|Kang, Sang Giu - YEUNGNAM UNIVESITY, KOREA|
|Jeong, Hey Kyeong - YEUNGNAM UNIVERSITY,KOREA|
|Lee, Eun Kyung - YEUNGNAM UNIVERSITY,KOREA|
Submitted to: Gene
Publication Type: Peer Reviewed Journal
Publication Acceptance Date: January 18, 2007
Publication Date: January 18, 2007
Citation: Kang, S., Jeong, H., Lee, E., Natarajan, S.S. 2007. Characterization of a lipoate-protein ligase A gene of rice (Oryza sativa L.). Gene. 393(1):53-61. Interpretive Summary: In plants, lipoic acid is an essential compound (cofactor) required for the proper function of key metabolic pathways. Although lipoic acid attachment to some proteins is critically important for their proper cellular function, little is known about how plant cells make lipoic acid and how the lipoic acid becomes attached to specific proteins. In this study, we demonstrated that a rice gene, OsLPLA, is involved in attaching lipoic acid to lipoate-dependent enzymes. Our research provides essential information about the OsLPLA gene in rice, a first step toward understanding a key metabolic pathway for energy production in plants. Our findings will be useful to scientists working to increase tolerance to various stresses and to improve crop yield.
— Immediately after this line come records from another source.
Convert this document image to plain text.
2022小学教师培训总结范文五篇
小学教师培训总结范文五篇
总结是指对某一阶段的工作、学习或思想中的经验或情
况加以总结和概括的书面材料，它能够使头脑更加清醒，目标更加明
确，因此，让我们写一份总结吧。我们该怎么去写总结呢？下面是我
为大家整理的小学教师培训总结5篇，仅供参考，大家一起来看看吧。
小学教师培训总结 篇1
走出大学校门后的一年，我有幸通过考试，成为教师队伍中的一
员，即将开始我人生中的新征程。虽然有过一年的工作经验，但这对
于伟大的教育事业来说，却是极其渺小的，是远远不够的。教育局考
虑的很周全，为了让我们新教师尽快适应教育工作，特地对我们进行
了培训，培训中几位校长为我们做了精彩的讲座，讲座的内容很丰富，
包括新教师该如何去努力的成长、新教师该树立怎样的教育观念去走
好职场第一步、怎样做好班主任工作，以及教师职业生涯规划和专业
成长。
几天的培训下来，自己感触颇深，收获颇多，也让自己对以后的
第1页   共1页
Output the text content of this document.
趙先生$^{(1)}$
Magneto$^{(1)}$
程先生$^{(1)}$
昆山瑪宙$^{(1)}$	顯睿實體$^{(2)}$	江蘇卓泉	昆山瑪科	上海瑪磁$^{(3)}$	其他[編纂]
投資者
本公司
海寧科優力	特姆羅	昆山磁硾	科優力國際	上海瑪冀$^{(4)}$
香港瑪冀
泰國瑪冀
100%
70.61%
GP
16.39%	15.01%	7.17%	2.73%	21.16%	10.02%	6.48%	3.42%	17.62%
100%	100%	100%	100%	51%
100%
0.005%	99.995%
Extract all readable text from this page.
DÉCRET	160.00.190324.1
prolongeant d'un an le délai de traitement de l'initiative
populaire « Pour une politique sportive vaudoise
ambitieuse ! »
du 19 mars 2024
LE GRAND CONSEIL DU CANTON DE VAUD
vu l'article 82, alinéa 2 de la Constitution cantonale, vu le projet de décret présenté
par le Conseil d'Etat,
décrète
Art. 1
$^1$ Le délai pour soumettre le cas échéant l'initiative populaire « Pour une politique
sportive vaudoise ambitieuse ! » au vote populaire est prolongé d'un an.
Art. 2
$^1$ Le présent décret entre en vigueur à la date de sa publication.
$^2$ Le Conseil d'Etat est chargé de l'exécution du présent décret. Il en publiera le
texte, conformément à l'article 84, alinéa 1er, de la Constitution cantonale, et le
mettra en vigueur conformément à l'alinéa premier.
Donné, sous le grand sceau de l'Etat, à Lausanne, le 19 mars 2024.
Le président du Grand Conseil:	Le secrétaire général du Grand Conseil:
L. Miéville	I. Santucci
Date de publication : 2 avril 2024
Technical Abstract: Lipoic acid (1,2-dithiolane-3-pentanoic acid) is an essential disulfide cofactor required for lipoate-dependent enzymes such as pyruvate dehydrogenase, ' -ketoglutarate dehydrogenase, and glycine cleavage enzyme complexes which function in key metabolic pathways in most prokaryotes and eukaryotes. Lipoic acid is covalently bounds to the lipoate-dependent enzymes by lipoate-protein ligase or lipoate transferase. Although lipoate-protein ligase is critical enzyme to complete the citric acid cycle, no functional lipoate-protein ligase gene of plants has been reported. We have identified and characterized a putative lipoyl-protein ligase A (OsLPLA) gene of rice. The OsLPLA gene consists of six exons on chromosome 8 of the physical map of Oryza sativa cv. Japonica. The OsLPLA gene encodes 270 amino acids, which show a weak homology to a lipoate-protein ligase A of E. coli. The OsLPLA transcripts were expressed abundantly in leaves and developing seeds undertaking active cell metabolism. In the genetic complementation analysis, the OsLPLA gene substituted functionally to lipoate-protein ligase A in a lplA null E. coli mutant. The OsLPLA protein transferred lipoate molecules to lipoate-dependent enzymes, including E2 subunits of the pyruvate dehydrogenase, E2o subunit of the '-ketoglutarate dehydrogenase and H-protein of the glycine decarboxylase in E. coli. Based on these results, we confirmed that the rice OsLPLA gene encodes a protein capable of catalyzing a covalent attachment of lipoate onto lipoate-dependent enzymes for essential metabolism.